Imagine that you live in a home with a seaview that is obviously the facing direction, but because the building is facing sideways, the apartment’s facing ends up being an empty wall in the house. Does that make sense?
If a house is joined to another house but with a different facing direction than the other, then they both have different facing and sitting directions. It should be as simple as that.
I can see why some feng shui practitioners continue to vigorously insist that all units in a building have the same facing. It’s probably because when they conduct feng shui for a building, this line of thought mean that they only have to work with one natal chart instead of many charts from the various units with different facings. While applying the small taichi methodology to all apartment units in a building has a basis, you probably don’t need anyone to explain to you that you are facing a different direction compared to someone else when sharing a L-shaped sofa. And just because you are in a bus does not mean that you are seated in the same facing as the bus no matter how the seats are orientated.
Then there are those who contradict themselves by saying different apartments in the same building have a different facing when they have a different roof orientation… even when they are in the same building. This is even though they subscribe to the “rule” that all units in a building share the same facing.
I kid you not.
Having said that, there is a significant consensus of practitioners who use the facing of the building to generate natal charts for all apartment units up to a certain level. Anything above that level would be treated as having it’s own facing as if they are detached from the building.
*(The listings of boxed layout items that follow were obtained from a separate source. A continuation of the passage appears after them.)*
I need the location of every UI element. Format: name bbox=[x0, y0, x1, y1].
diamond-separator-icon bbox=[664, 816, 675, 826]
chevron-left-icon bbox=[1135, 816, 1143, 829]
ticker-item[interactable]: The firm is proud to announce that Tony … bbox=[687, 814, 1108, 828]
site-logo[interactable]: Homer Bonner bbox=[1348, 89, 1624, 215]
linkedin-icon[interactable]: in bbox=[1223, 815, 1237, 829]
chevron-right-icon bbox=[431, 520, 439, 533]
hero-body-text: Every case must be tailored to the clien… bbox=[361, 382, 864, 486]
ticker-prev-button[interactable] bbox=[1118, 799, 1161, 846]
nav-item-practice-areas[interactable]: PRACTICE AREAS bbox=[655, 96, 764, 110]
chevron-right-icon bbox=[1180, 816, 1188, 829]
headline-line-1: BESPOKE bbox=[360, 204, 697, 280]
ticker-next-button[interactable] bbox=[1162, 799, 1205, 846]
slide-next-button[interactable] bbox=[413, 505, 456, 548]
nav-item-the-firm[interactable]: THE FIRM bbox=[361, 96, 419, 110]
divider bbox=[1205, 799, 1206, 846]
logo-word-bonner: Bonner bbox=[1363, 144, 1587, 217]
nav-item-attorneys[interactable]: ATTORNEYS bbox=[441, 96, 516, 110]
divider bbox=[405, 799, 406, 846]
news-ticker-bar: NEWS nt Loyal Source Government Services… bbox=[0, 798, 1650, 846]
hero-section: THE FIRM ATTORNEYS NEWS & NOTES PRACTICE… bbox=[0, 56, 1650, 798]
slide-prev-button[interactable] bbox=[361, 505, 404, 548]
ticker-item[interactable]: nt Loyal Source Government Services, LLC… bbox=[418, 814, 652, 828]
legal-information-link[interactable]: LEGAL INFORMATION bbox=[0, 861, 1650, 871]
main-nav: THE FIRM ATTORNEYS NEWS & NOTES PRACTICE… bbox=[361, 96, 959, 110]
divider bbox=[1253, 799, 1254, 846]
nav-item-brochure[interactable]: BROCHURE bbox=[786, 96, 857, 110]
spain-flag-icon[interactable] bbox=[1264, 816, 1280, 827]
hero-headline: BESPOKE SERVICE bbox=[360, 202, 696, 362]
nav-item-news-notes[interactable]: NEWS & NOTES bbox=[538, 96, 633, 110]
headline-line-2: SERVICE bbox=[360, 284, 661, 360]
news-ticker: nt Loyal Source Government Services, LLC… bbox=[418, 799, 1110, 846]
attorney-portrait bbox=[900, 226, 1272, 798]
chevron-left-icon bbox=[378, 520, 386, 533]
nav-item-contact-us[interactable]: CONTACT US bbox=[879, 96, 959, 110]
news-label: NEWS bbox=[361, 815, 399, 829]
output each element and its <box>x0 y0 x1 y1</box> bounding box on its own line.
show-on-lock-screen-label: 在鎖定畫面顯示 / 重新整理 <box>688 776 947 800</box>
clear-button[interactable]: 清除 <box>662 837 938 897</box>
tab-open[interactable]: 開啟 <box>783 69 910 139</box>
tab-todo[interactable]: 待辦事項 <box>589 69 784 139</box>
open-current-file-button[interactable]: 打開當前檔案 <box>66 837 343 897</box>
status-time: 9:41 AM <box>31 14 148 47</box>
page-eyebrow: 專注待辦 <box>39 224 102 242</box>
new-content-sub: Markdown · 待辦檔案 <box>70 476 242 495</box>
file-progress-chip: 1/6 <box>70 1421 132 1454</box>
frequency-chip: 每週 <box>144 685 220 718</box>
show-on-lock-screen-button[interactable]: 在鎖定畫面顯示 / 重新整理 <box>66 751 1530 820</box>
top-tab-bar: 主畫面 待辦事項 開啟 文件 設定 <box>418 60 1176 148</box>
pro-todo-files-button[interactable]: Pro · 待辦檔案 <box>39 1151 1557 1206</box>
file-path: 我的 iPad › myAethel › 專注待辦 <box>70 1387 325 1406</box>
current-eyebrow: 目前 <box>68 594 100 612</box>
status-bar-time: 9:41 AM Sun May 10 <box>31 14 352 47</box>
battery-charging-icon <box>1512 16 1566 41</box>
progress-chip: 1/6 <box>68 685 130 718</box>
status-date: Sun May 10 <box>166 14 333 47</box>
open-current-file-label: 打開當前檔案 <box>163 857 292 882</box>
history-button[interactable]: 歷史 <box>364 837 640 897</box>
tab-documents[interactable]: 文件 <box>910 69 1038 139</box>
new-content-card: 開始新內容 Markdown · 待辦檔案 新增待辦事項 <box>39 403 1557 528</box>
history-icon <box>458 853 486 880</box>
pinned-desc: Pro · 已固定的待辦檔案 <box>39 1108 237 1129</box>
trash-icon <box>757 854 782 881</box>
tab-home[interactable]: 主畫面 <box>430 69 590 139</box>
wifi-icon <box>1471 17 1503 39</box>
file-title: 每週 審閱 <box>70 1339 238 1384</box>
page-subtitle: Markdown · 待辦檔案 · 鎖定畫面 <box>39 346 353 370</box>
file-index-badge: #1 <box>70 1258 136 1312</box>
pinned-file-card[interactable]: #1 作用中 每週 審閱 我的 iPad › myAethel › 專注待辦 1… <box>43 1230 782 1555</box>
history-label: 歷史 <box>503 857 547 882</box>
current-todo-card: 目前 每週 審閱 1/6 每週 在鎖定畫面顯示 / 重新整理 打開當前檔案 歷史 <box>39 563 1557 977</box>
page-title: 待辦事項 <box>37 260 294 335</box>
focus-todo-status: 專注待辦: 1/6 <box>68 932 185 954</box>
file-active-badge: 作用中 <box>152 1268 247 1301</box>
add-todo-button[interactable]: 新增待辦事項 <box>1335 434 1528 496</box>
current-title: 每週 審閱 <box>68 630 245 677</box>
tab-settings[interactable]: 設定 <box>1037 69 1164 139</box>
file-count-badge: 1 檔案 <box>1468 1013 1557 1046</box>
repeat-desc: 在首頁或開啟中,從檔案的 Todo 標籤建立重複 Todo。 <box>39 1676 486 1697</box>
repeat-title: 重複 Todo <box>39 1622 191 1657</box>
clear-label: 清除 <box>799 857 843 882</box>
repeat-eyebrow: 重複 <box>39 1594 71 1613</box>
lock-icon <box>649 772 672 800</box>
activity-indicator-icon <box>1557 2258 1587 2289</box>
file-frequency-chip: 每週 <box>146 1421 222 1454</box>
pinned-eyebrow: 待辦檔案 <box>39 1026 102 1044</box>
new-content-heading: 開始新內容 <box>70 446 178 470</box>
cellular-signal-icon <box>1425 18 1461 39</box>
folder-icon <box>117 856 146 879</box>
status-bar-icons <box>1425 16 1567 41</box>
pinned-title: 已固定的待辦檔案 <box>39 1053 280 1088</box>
This “level” limit that practitioners work with varies from master to master. The numbers 8, 9 and 10 are the most common that are thrown about.
4) Facing the widest view
The side of a house with the widest view to the outside environment would undoubtedly be the biggest entry point for external energy.
However that is not always the facing of the home.
That is like saying a convertible with the top down means that the vehicle’s head is at it’s rear end because that is the side with the largest view.
More often than not, developers design the facing of homes to coincide with the widest view. But this is not always the case.
The face of the apartment can very well be on another side with a smaller view.
5) The most yang energy is the facing
When I first came cross this reasoning, I almost fell off my chair.
For example, the side of the house which faces the busy road is can be deemed as the side with the strongest yang energy.
So by default that side of the house would be the facing.
To make it clear, another car metaphor might be useful.
No, let’s use aeroplanes this time.
If an airplane has taken off from the runway, just because the airport (with the most yang energy) is on the left side of the plane does not mean that the plane is facing that direction.
Elaboration of this point is probably unnecessary as one can easily comprehend this.
6) Building entrance is the facing
With rectangular buildings, it might be an easy task to conclude that the facing of the main entrance to the building is the facing of the apartments.
But as we all know, buildings have taken various forms, shapes and sizes these days.
Which is why we are now discussing this facing predicament in the first place.
Just like point #1, the entrance to the lobby of a building is never the default facing of the building itself. Let alone the individual apartments.
How to determine apartment facing
I’m sorry to say that there is no definitive answer to this question.
A lot depends on judgment, observation and experience.
However, what can be certain is that if you blindly follow the assumption mistakes listed above, the odds of getting it wrong is overwhelmingly higher than getting it right.
Saying that, you might just luck out by getting the correct compass measurement while undertaking one of them.